Publishers might further respond to decreasing ad revenues by charging for their content, or by adopting innovative approaches such as so-called cookie paywalls (referred to by some German and Austrian publishers as the “PUR model”)—which offers users a choice between either accepting the website’s tracking or paying for a tracking-free (and sometimes even ad-free) version of the website (Müller-Tribbensee, Miller, and Skiera 2022). The PUR model has gained popularity, especially among content providers such as the news website Washington Post (see Figure 12). Yet, it is not entirely clear whether this model is compatible with the GDPR’s requirement that, to serve as a legal basis for tracking, the user’s consent must be freely given (meaning that the user’s capacity to access a website cannot be contingent on the provision of consent). Indeed, requiring the user to accept tracking in order to access free content seems to negate the idea of freely given consent. Yet publishers might argue that the user is, in fact, free to make a choice—as she can access the content while still avoiding tracking by paying the publisher’s stated price. Some Data Protection Authorities, such as the ones in Austria and in Hamburg, have decided that the PUR model is valid as long as the price for the content is reasonably low. In this case, the user is considered to have a choice between paying with data or with money for the publisher’s content.
Several industry actors have proposed an alternative model in which, instead of paying to access a publisher’s website with data or money, users sell the rights to process their personal data, i.e., allow tracking, in exchange for money. For some users, this approach could be an attractive alternative to denying permission. A significant obstacle to this approach is that the user typically does not know the data’s value (Lischka and Kenning 2020). Moreover, the opportunity to sell data in exchange for money is not universally available; firms adopting this model have begun to emerge only recently. We discuss industry initiatives that picked up this approach and tackled these obstacles in Section 9.1.
The main takeaways from Section 5 are:
The requirement for a legal basis for data processing in the advertising industry—in the form of either explicit permission (consent) for data processing or implicit permission (legitimate interest)—provides users with more control over their personal data, enabling them to determine how much tracking, profiling, and targeting to allow, if any.
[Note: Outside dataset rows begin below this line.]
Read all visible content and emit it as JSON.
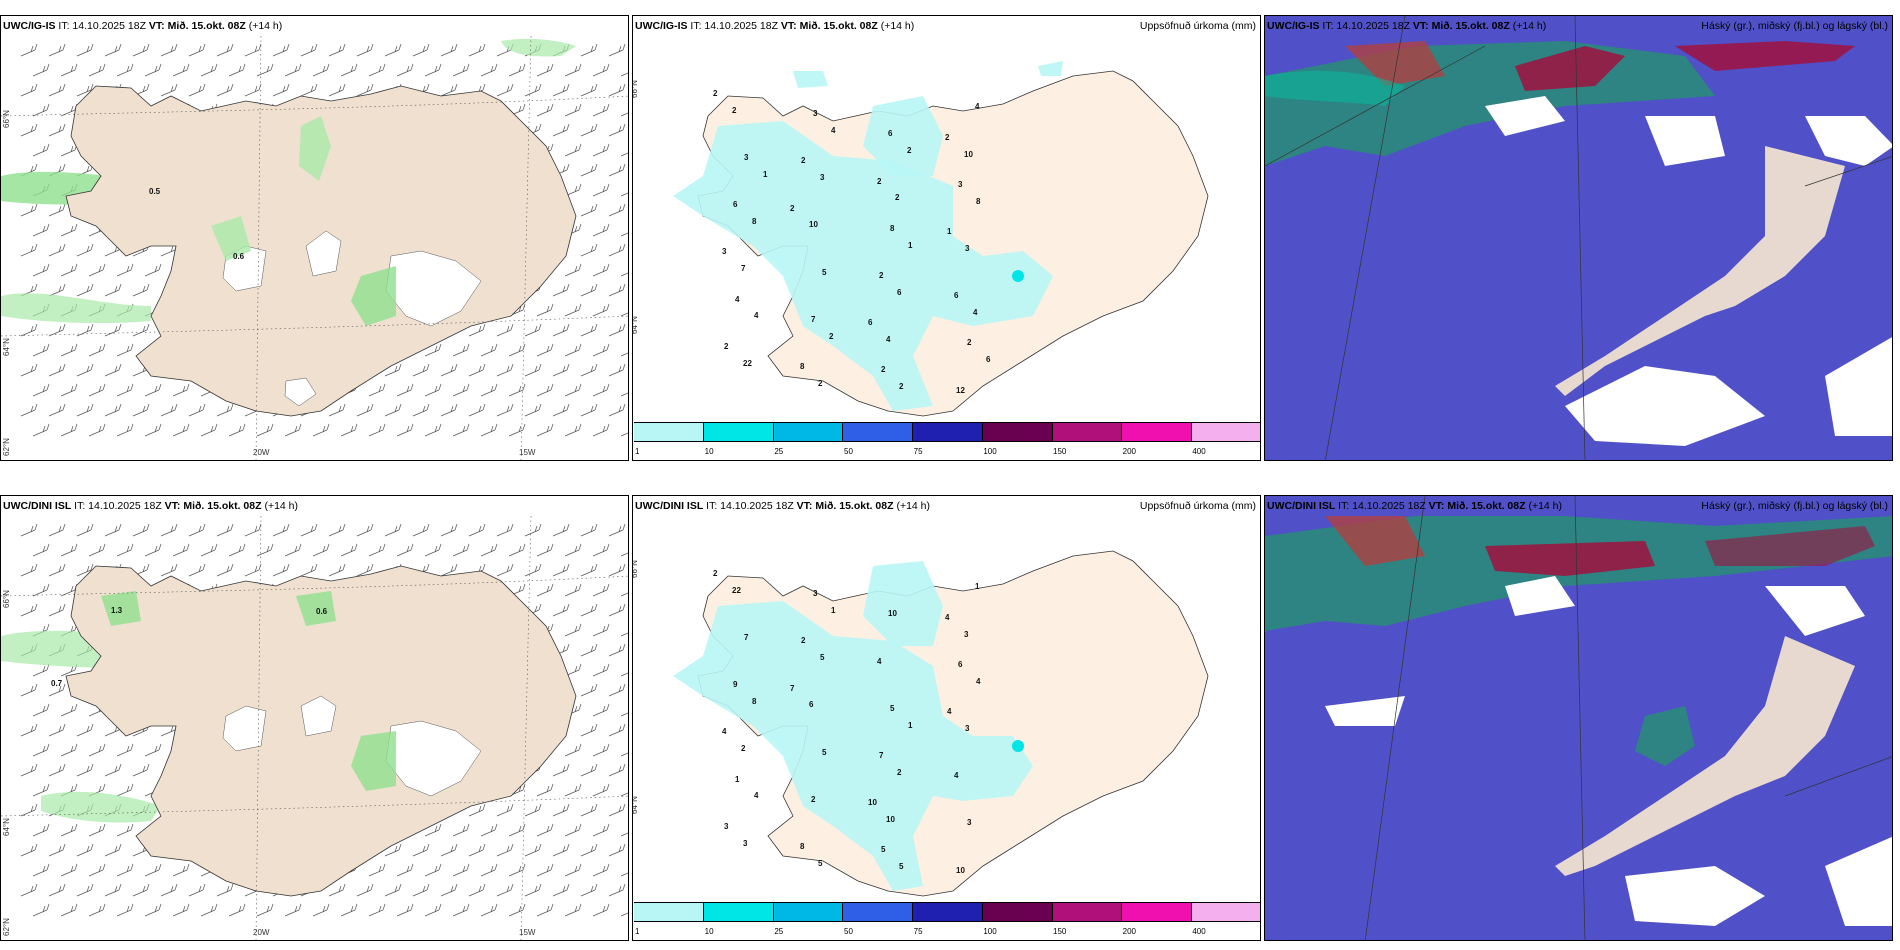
{
  "panels": {
    "wind_top": {
      "model": "UWC/IG-IS",
      "it": "IT: 14.10.2025 18Z",
      "vt_label": "VT:",
      "vt": "Mið. 15.okt. 08Z",
      "lead": "(+14 h)"
    },
    "precip_top": {
      "model": "UWC/IG-IS",
      "it": "IT: 14.10.2025 18Z",
      "vt_label": "VT:",
      "vt": "Mið. 15.okt. 08Z",
      "lead": "(+14 h)",
      "title": "Uppsöfnuð úrkoma (mm)"
    },
    "cloud_top": {
      "model": "UWC/IG-IS",
      "it": "IT: 14.10.2025 18Z",
      "vt_label": "VT:",
      "vt": "Mið. 15.okt. 08Z",
      "lead": "(+14 h)",
      "title": "Háský (gr.), miðský (fj.bl.) og lágský (bl.)"
    },
    "wind_bottom": {
      "model": "UWC/DINI ISL",
      "it": "IT: 14.10.2025 18Z",
      "vt_label": "VT:",
      "vt": "Mið. 15.okt. 08Z",
      "lead": "(+14 h)"
    },
    "precip_bottom": {
      "model": "UWC/DINI ISL",
      "it": "IT: 14.10.2025 18Z",
      "vt_label": "VT:",
      "vt": "Mið. 15.okt. 08Z",
      "lead": "(+14 h)",
      "title": "Uppsöfnuð úrkoma (mm)"
    },
    "cloud_bottom": {
      "model": "UWC/DINI ISL",
      "it": "IT: 14.10.2025 18Z",
      "vt_label": "VT:",
      "vt": "Mið. 15.okt. 08Z",
      "lead": "(+14 h)",
      "title": "Háský (gr.), miðský (fj.bl.) og lágský (bl.)"
    }
  },
  "grid_labels": {
    "lat_66": "66°N",
    "lat_64": "64°N",
    "lat_62": "62°N",
    "lon_20": "20W",
    "lon_15": "15W"
  },
  "colorbar": {
    "colors": [
      "#b8f6f6",
      "#00e6e6",
      "#00b8e6",
      "#2f5fe6",
      "#2020b0",
      "#6a0050",
      "#b0107a",
      "#f010b0",
      "#f4b0ee"
    ],
    "labels": [
      "1",
      "10",
      "25",
      "50",
      "75",
      "100",
      "150",
      "200",
      "400"
    ]
  },
  "wind_labels_top": [
    "0.5",
    "0.6"
  ],
  "wind_labels_bottom": [
    "1.3",
    "0.6",
    "0.7"
  ],
  "precip_values_top": [
    "2",
    "1",
    "2",
    "2",
    "2",
    "3",
    "6",
    "2",
    "4",
    "2",
    "2",
    "3",
    "3",
    "12",
    "8",
    "8",
    "6",
    "2",
    "2",
    "7",
    "3",
    "6",
    "6",
    "5",
    "2",
    "3",
    "2",
    "10",
    "22",
    "8",
    "4",
    "3",
    "4",
    "10",
    "6",
    "4",
    "7",
    "4",
    "1",
    "2",
    "8",
    "6",
    "2",
    "2",
    "1",
    "4",
    "2"
  ],
  "precip_values_bottom": [
    "2",
    "4",
    "5",
    "7",
    "3",
    "6",
    "10",
    "2",
    "1",
    "4",
    "7",
    "3",
    "4",
    "10",
    "5",
    "8",
    "9",
    "3",
    "4",
    "2",
    "7",
    "4",
    "10",
    "5",
    "22",
    "3",
    "5",
    "6",
    "3",
    "4",
    "10",
    "5",
    "4",
    "3",
    "2",
    "1",
    "2",
    "1",
    "1",
    "5",
    "8"
  ],
  "land_color": "#f0e2d2",
  "precip_land_color": "#fdf0e2",
  "cloud_blue": "#5050c8",
  "cloud_light": "#9ab0f0"
}
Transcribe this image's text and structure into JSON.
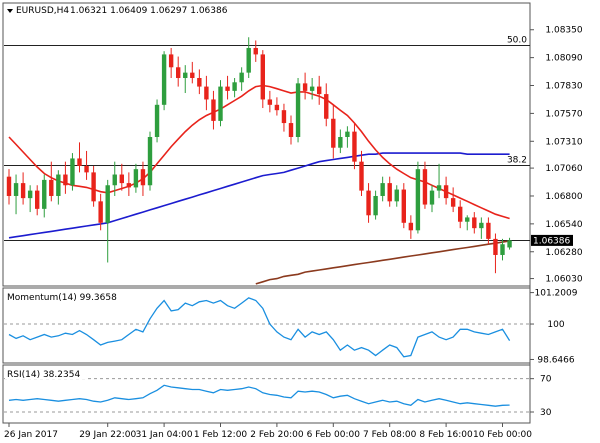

Yet this benefit comes with costs for actors in the advertising industry, as well as for the users themselves.
Regardless of whether users provide or deny permission for data processing, publishers face high costs for requesting such permission (e.g., through cookie banners) and managing information on users’ decisions.
The very need to decide whether to provide permission, as well as to track and manage such decisions, also entails costs for users, which may worsen the user’s online experience.
If the user grants (as opposed to denying) permission for data processing, the user likely receives ads and content of higher relevance, but shares more personal data with a variety of firms, which represents a loss of privacy.
If the user denies permission,
the advertiser has less data to improve online advertising performance and becomes less willing to pay for online advertising;
the publisher, in turn, faces a threat of lower revenue from online advertising to finance its free content. Thus, a high consent rate represents a competitive advantage for a publisher;
the quantity and quality of the content that the user can access for free may be lower than they would have been had the user provided permission.